Flug MH17: 298 Menschen kamen ums Leben.
Flug MH17: 298 Menschen kamen ums Leben. ©EPA
Rund zwei Monate nach dem Absturz der Passagiermaschine der Malaysia Airlines (Flug MH17) haben niederländische Experten am Dienstag einen ersten Ermittlungsbericht vorgelegt. Darin kommen sie zur Erkenntnis, dass das Flugzeug von "mehreren Objekten mit hoher Energie" durchsiebt wurde und bereits in der Luft zerschellte. Wodurch dies geschah, blieb vorerst unklar.
MH17: Trauer in den Niederlanden
Wrackteile des Flugzeugs

Der Absturz der Boeing 777-200 sei “wahrscheinlich auf strukturelle Schäden zurückzuführen, die von einer großen Zahl an Objekten verursacht wurden, die das Flugzeug mit hoher Geschwindigkeit von außen durchdrangen”, heißt es in dem in Den Haag vorgelegten Bericht.
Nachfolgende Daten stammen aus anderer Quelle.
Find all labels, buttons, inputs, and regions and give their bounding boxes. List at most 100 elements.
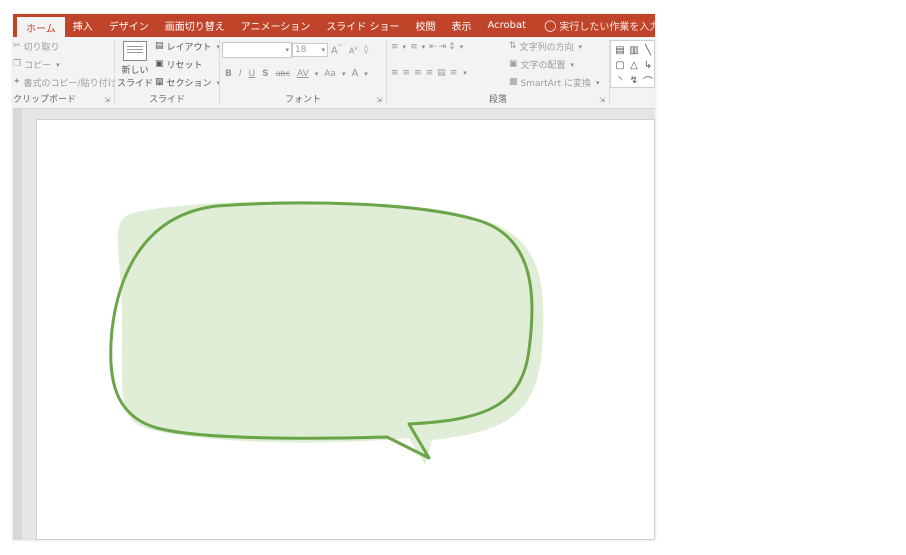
new-slide-label-line1: 新しい bbox=[121, 66, 149, 76]
tab-transitions[interactable]: 画面切り替え bbox=[157, 14, 233, 37]
group-paragraph: ≡ ▾ ≡ ▾ ⇤ ⇥ ↕ ▾ ≡ ≡ ≡ ≡ ▤ ≡ ▾ ⇅ 文字列の方向 ▾… bbox=[387, 37, 609, 108]
group-label-font: フォント bbox=[284, 95, 321, 105]
line-shape-icon[interactable]: ╲ bbox=[641, 43, 655, 58]
italic-button[interactable]: I bbox=[236, 69, 245, 79]
layout-button[interactable]: ▤ レイアウト ▾ bbox=[155, 40, 222, 54]
dialog-launcher-icon[interactable]: ⇲ bbox=[599, 96, 605, 104]
char-spacing-button[interactable]: AV bbox=[294, 69, 312, 79]
chevron-down-icon: ▾ bbox=[402, 43, 407, 51]
clear-format-icon[interactable]: ◊ bbox=[361, 45, 371, 55]
scissors-icon: ✂ bbox=[13, 41, 21, 51]
group-label-clipboard: クリップボード bbox=[13, 95, 77, 105]
group-font: ▾ 18 ▾ A^ Av ◊ B I U S abc AV ▾ Aa ▾ A ▾… bbox=[220, 37, 386, 108]
section-button[interactable]: ▧ セクション ▾ bbox=[155, 76, 222, 90]
vertical-textbox-shape-icon[interactable]: ▥ bbox=[627, 43, 641, 58]
new-slide-button[interactable]: ✸ 新しい スライド ▾ bbox=[117, 39, 162, 89]
font-format-row: B I U S abc AV ▾ Aa ▾ A ▾ bbox=[222, 68, 370, 79]
numbering-icon[interactable]: ≡ bbox=[410, 42, 418, 52]
speech-bubble-shape[interactable] bbox=[37, 120, 655, 540]
tab-design[interactable]: デザイン bbox=[101, 14, 157, 37]
align-center-icon[interactable]: ≡ bbox=[403, 68, 411, 78]
strikethrough-button[interactable]: abc bbox=[273, 69, 293, 78]
dialog-launcher-icon[interactable]: ⇲ bbox=[376, 96, 382, 104]
format-painter-label: 書式のコピー/貼り付け bbox=[23, 79, 117, 89]
tab-acrobat[interactable]: Acrobat bbox=[480, 14, 535, 37]
bold-button[interactable]: B bbox=[222, 69, 235, 79]
align-text-icon: ▣ bbox=[509, 59, 518, 69]
chevron-down-icon: ▾ bbox=[578, 42, 583, 51]
copy-icon: ❐ bbox=[13, 59, 22, 69]
curve-shape-icon[interactable]: ⌒ bbox=[641, 73, 655, 88]
rectangle-shape-icon[interactable]: ▢ bbox=[613, 58, 627, 73]
smartart-label: SmartArt に変換 bbox=[520, 79, 591, 89]
chevron-down-icon: ▾ bbox=[463, 69, 467, 77]
bullets-icon[interactable]: ≡ bbox=[391, 42, 399, 52]
paragraph-list-row: ≡ ▾ ≡ ▾ ⇤ ⇥ ↕ ▾ bbox=[391, 42, 465, 52]
dialog-launcher-icon[interactable]: ⇲ bbox=[104, 96, 110, 104]
freeform-shape-icon[interactable]: ◝ bbox=[613, 73, 627, 88]
shadow-button[interactable]: S bbox=[259, 69, 271, 79]
chevron-down-icon: ▾ bbox=[421, 43, 426, 51]
group-label-slides: スライド bbox=[148, 95, 185, 105]
reset-button[interactable]: ▣ リセット bbox=[155, 58, 203, 72]
tab-animations[interactable]: アニメーション bbox=[233, 14, 319, 37]
tell-me-text: 実行したい作業を入力してください... bbox=[559, 22, 655, 33]
distribute-icon[interactable]: ▤ bbox=[437, 68, 446, 78]
underline-button[interactable]: U bbox=[246, 69, 259, 79]
chevron-down-icon: ▾ bbox=[459, 43, 464, 51]
arrow-shape-icon[interactable]: ↯ bbox=[627, 73, 641, 88]
chevron-down-icon: ▾ bbox=[285, 46, 289, 54]
layout-label: レイアウト bbox=[166, 43, 212, 53]
new-slide-label-line2: スライド ▾ bbox=[117, 79, 162, 89]
justify-icon[interactable]: ≡ bbox=[426, 68, 434, 78]
font-color-button[interactable]: A bbox=[348, 68, 361, 79]
paragraph-align-row: ≡ ≡ ≡ ≡ ▤ ≡ ▾ bbox=[391, 68, 469, 78]
slide-icon bbox=[123, 41, 147, 61]
line-spacing-icon[interactable]: ↕ bbox=[448, 42, 456, 52]
shapes-gallery[interactable]: ▤ ▥ ╲ ▢ △ ↳ ◝ ↯ ⌒ bbox=[610, 40, 655, 88]
format-painter-button[interactable]: ✦ 書式のコピー/貼り付け bbox=[13, 76, 117, 90]
paintbrush-icon: ✦ bbox=[13, 77, 21, 87]
triangle-shape-icon[interactable]: △ bbox=[627, 58, 641, 73]
cut-button[interactable]: ✂ 切り取り bbox=[13, 40, 60, 54]
columns-icon[interactable]: ≡ bbox=[450, 68, 458, 78]
lightbulb-icon: ◯ bbox=[544, 19, 557, 32]
align-text-button[interactable]: ▣ 文字の配置 ▾ bbox=[509, 58, 576, 72]
grow-font-button[interactable]: A^ bbox=[328, 44, 346, 56]
smartart-icon: ▩ bbox=[509, 77, 518, 87]
align-text-label: 文字の配置 bbox=[520, 61, 566, 71]
align-right-icon[interactable]: ≡ bbox=[414, 68, 422, 78]
chevron-down-icon: ▾ bbox=[570, 60, 575, 69]
elbow-connector-icon[interactable]: ↳ bbox=[641, 58, 655, 73]
text-direction-label: 文字列の方向 bbox=[519, 43, 574, 53]
tab-insert[interactable]: 挿入 bbox=[65, 14, 101, 37]
tab-home[interactable]: ホーム bbox=[17, 17, 65, 37]
chevron-down-icon: ▾ bbox=[341, 69, 346, 78]
change-case-button[interactable]: Aa bbox=[321, 69, 339, 79]
textbox-shape-icon[interactable]: ▤ bbox=[613, 43, 627, 58]
font-size-combo[interactable]: 18 ▾ bbox=[292, 43, 328, 57]
speech-bubble-fill bbox=[117, 201, 544, 465]
align-left-icon[interactable]: ≡ bbox=[391, 68, 399, 78]
tab-review[interactable]: 校閲 bbox=[408, 14, 444, 37]
chevron-down-icon: ▾ bbox=[314, 69, 319, 78]
copy-button[interactable]: ❐ コピー ▾ bbox=[13, 58, 62, 72]
tab-view[interactable]: 表示 bbox=[444, 14, 480, 37]
increase-indent-icon[interactable]: ⇥ bbox=[439, 42, 447, 52]
section-label: セクション bbox=[166, 79, 212, 89]
reset-label: リセット bbox=[166, 61, 203, 71]
shrink-font-button[interactable]: Av bbox=[346, 45, 361, 56]
slide-canvas[interactable] bbox=[36, 119, 655, 540]
thumbnail-pane-edge[interactable] bbox=[13, 109, 22, 540]
group-label-paragraph: 段落 bbox=[488, 95, 507, 105]
tell-me-search[interactable]: ◯ 実行したい作業を入力してください... bbox=[534, 14, 655, 37]
ribbon-home: ✂ 切り取り ❐ コピー ▾ ✦ 書式のコピー/貼り付け クリップボード ⇲ ✸… bbox=[13, 37, 655, 109]
font-name-combo[interactable]: ▾ bbox=[222, 42, 292, 58]
smartart-button[interactable]: ▩ SmartArt に変換 ▾ bbox=[509, 76, 602, 90]
text-direction-button[interactable]: ⇅ 文字列の方向 ▾ bbox=[509, 40, 584, 54]
chevron-down-icon: ▾ bbox=[321, 46, 325, 54]
section-icon: ▧ bbox=[155, 77, 164, 87]
copy-label: コピー bbox=[24, 61, 52, 71]
tab-slideshow[interactable]: スライド ショー bbox=[318, 14, 407, 37]
decrease-indent-icon[interactable]: ⇤ bbox=[429, 42, 437, 52]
Raketenbeschuss noch nicht nachgewiesen

Die Schlussfolgerungen der Ermittler, Objekte hätten den Flugzeugrumpf von außen durchbohrt, stützen die These, das Flugzeug sei abgeschossen worden. Womit dies geschehen ist – eine Rakete der Separatisten, wie vom Westen vermutet, oder ein Kampfflugzeug der ukrainischen Armee, wie von den Separatisten und von Russland behauptet – geht aus dem Bericht nicht hervor.
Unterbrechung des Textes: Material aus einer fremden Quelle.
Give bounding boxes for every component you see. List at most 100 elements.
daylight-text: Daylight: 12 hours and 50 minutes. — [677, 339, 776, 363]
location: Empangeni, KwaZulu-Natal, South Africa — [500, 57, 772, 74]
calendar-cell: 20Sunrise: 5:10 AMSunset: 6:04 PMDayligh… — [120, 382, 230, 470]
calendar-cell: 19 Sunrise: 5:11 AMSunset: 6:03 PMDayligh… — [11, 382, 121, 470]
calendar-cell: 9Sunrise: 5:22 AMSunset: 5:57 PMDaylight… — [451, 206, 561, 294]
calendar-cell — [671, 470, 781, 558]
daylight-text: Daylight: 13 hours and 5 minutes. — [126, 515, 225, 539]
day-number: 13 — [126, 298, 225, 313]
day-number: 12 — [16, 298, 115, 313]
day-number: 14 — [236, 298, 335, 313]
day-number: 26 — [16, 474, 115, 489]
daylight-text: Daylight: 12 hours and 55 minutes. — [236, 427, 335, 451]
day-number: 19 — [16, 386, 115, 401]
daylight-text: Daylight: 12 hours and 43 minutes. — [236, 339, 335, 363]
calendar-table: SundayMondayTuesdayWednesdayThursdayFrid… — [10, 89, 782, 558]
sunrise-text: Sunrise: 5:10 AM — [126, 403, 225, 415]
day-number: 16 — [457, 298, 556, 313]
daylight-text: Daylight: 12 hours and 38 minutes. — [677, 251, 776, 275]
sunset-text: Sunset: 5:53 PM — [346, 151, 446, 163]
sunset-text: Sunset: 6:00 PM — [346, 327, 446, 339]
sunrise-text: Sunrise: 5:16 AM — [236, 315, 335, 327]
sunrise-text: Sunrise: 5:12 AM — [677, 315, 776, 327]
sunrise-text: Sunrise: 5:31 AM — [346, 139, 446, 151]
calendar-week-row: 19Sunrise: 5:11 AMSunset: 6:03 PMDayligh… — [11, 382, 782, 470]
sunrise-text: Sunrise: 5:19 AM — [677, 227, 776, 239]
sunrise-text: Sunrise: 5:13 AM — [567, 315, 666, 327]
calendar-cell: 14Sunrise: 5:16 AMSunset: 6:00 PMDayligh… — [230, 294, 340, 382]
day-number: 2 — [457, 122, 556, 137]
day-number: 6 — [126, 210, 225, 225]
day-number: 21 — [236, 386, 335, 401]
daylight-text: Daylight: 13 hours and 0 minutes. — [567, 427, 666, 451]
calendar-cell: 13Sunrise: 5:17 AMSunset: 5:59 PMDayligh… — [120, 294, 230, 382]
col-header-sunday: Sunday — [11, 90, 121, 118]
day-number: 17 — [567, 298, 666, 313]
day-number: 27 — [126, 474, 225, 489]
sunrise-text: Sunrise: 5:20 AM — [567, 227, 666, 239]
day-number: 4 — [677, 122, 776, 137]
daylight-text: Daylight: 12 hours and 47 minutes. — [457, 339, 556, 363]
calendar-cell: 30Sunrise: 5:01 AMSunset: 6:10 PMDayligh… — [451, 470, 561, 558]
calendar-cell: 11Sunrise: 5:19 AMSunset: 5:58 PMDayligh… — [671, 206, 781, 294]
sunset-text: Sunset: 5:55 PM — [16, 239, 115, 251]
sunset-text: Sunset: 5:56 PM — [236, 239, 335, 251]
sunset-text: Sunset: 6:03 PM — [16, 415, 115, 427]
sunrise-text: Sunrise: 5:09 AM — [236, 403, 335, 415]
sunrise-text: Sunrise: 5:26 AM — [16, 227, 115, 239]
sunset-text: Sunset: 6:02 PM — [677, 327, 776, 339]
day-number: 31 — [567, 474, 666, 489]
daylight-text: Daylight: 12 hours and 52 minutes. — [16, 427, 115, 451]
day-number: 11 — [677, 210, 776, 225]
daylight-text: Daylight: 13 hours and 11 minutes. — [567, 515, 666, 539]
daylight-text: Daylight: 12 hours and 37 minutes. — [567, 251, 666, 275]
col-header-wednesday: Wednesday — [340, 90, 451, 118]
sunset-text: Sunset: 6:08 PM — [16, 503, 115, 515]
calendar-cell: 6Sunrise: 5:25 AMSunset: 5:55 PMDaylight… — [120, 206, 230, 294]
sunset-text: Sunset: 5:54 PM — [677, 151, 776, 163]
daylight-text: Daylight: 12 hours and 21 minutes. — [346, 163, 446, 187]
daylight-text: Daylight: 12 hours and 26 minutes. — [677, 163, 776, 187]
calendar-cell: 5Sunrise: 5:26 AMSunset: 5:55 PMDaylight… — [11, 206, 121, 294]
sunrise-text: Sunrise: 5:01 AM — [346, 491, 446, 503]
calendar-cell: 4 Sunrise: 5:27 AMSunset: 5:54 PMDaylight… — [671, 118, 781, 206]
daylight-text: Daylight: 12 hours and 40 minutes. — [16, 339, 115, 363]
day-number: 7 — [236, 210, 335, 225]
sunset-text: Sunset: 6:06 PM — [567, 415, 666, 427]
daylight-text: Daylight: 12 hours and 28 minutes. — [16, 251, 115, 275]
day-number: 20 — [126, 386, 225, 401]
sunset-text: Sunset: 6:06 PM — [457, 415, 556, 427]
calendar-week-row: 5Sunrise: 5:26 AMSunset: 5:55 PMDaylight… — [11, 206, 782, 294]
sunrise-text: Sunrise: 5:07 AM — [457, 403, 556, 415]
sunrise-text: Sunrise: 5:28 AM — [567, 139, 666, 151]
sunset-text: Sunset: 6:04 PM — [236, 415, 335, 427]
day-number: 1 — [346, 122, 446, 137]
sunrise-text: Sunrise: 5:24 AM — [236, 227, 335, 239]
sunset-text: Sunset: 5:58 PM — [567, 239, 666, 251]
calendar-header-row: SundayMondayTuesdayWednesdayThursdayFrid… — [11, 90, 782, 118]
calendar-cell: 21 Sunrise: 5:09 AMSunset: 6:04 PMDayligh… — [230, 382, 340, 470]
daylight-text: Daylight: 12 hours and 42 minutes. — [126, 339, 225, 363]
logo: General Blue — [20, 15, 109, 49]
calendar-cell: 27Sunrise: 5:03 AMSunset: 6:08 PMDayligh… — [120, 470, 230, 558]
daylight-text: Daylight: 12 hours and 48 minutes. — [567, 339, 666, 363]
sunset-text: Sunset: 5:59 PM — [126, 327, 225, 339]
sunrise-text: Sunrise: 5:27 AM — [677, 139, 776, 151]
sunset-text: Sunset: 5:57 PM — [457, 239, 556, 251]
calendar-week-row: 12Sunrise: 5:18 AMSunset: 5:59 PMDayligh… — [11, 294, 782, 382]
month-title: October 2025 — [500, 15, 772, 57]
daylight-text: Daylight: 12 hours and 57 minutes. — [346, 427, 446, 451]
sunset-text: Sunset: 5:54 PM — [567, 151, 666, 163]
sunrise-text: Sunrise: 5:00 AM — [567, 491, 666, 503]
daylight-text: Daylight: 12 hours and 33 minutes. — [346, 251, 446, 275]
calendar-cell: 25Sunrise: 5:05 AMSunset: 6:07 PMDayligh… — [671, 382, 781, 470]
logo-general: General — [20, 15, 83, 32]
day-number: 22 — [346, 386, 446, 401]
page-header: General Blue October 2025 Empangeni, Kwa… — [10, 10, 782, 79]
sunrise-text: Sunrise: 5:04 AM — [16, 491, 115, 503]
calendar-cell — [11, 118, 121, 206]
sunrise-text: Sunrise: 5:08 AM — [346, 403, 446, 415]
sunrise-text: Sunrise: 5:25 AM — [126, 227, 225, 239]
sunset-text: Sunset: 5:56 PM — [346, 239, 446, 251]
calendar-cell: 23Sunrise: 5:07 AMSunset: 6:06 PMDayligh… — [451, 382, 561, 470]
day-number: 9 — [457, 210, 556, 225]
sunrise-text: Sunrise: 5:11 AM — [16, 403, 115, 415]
Fünf wichtige Untersuchungsergebnisse zum Absturz

Die wichtigsten Ergebnisse des niederländischen Sicherheitsrates im Überblick:

  • Es gibt keine Hinweise auf technisches Versagen oder Pilotenfehler.
  • Eine große Zahl von Objekten durchlöcherte mit großer Wucht die Boeing von außen, daraufhin brach sie noch in der Luft auseinander.
  • Flug MH17 befand sich im zugelassenen Luftraum und auf dem zugewiesenen Kurs.
  • Der Flug verlief normal und es gab keinen Notruf der Besatzung.
  • Zur Uhrzeit der Katastrophe am 17. Juli um 13.20 Uhr befanden sich drei weitere zivile Maschinen im Luftraum über Donezk. Der kürzeste Abstand zu Flug MH17 war 30 Kilometer.
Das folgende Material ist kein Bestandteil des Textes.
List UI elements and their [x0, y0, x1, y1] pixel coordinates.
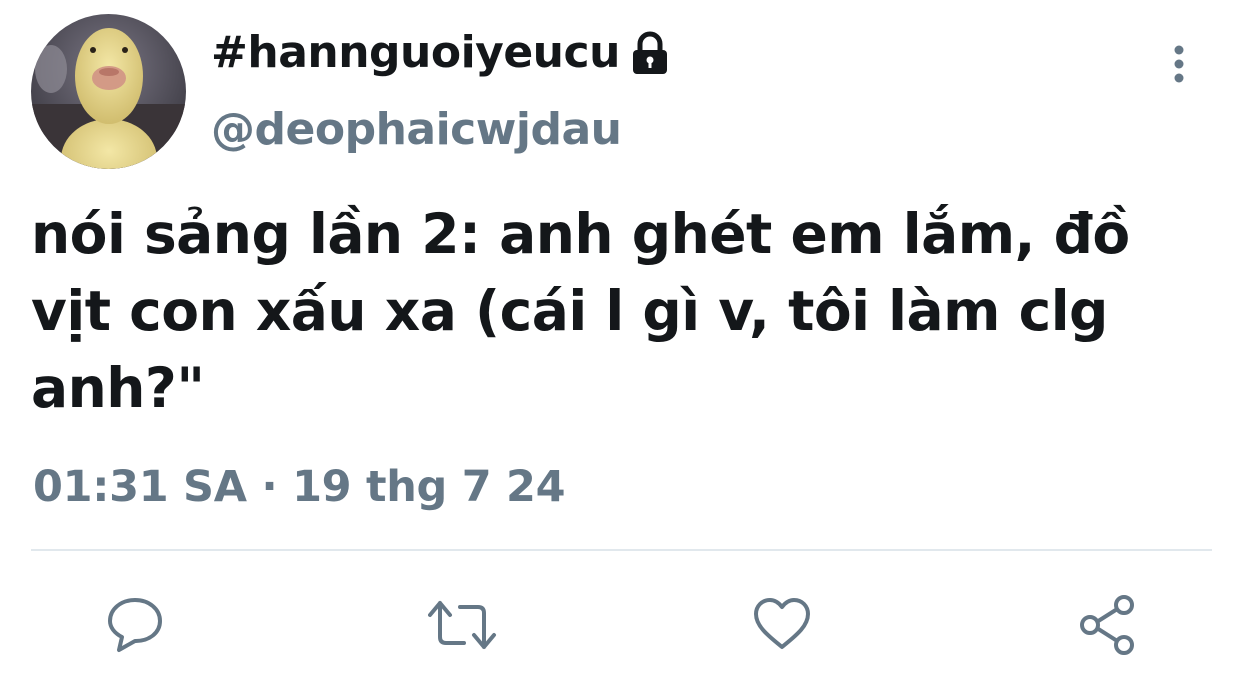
tweet-timestamp[interactable]: 01:31 SA · 19 thg 7 24: [33, 462, 566, 512]
user-handle[interactable]: @deophaicwjdau: [211, 104, 622, 155]
display-name-text: #hannguoiyeucu: [211, 27, 620, 78]
reply-button[interactable]: [105, 595, 165, 655]
heart-icon: [754, 598, 810, 649]
share-nodes-icon: [1080, 595, 1134, 655]
lock-icon: [630, 31, 670, 75]
display-name[interactable]: #hannguoiyeucu: [211, 27, 670, 78]
share-button[interactable]: [1078, 595, 1138, 655]
like-button[interactable]: [752, 595, 812, 655]
more-options-button[interactable]: [1164, 40, 1194, 90]
divider: [31, 549, 1212, 551]
more-vertical-icon: [1174, 45, 1184, 83]
retweet-button[interactable]: [428, 595, 498, 655]
retweet-arrows-icon: [428, 601, 496, 649]
duckling-avatar-image: [31, 14, 186, 169]
tweet-text: nói sảng lần 2: anh ghét em lắm, đồ vịt …: [31, 202, 1130, 420]
speech-bubble-icon: [108, 598, 162, 652]
avatar[interactable]: [31, 14, 186, 169]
Beginn langwieriger Arbeit

Um genau zu bestimmen, was den Absturz verursachte, müssten weitere Details erforscht werden, berichtete die niederländische Zeitung “de Volkskrant” (Online). Ähnlich äußerte sich der russische Experte Oleg Stortschewoj. “Der Bericht ist erst der Beginn einer langwierigen Arbeit. Die objektive Untersuchung muss fortgesetzt werden”, sagte Stortschewoj der Agentur Interfax. “Leider ist viel Zeit verstrichen – es wird kompliziert sein, alle Ursachen zu ermitteln”, so Stortschewoj, der den Report als wenig aussagekräftig bezeichnete. Die Leichen der Passagiere wären lange ohne Untersuchung an der Absturzstelle gelegen, und die Wrackteile seien in der ukrainischen Kampfzone möglicherweise in Mitleidenschaft gezogen worden.

Kaum Zugang zu Wrackteilen

Tatsächlich hatten die Experten des niederländischen Sicherheitsrates (VOO) kaum Zugang zu den Wrackteilen vor Ort. Bei ihrer Auswertung mussten sie sich auf die Auswertung von Fotos stützen, die vor Ort gemacht wurden. Die Bilder gäben jedoch eindeutige Hinweise darauf, dass der Flugzeugrumpf von außen durchbohrt wurde. Radar-Aufzeichnungen, Stimmenrekorder und der Flugschreiber wurden ebenso ausgewertet wie der Wetterbericht. Dieses soll aber keinen Einfluss auf den Absturz von Flug MH17 gehabt haben.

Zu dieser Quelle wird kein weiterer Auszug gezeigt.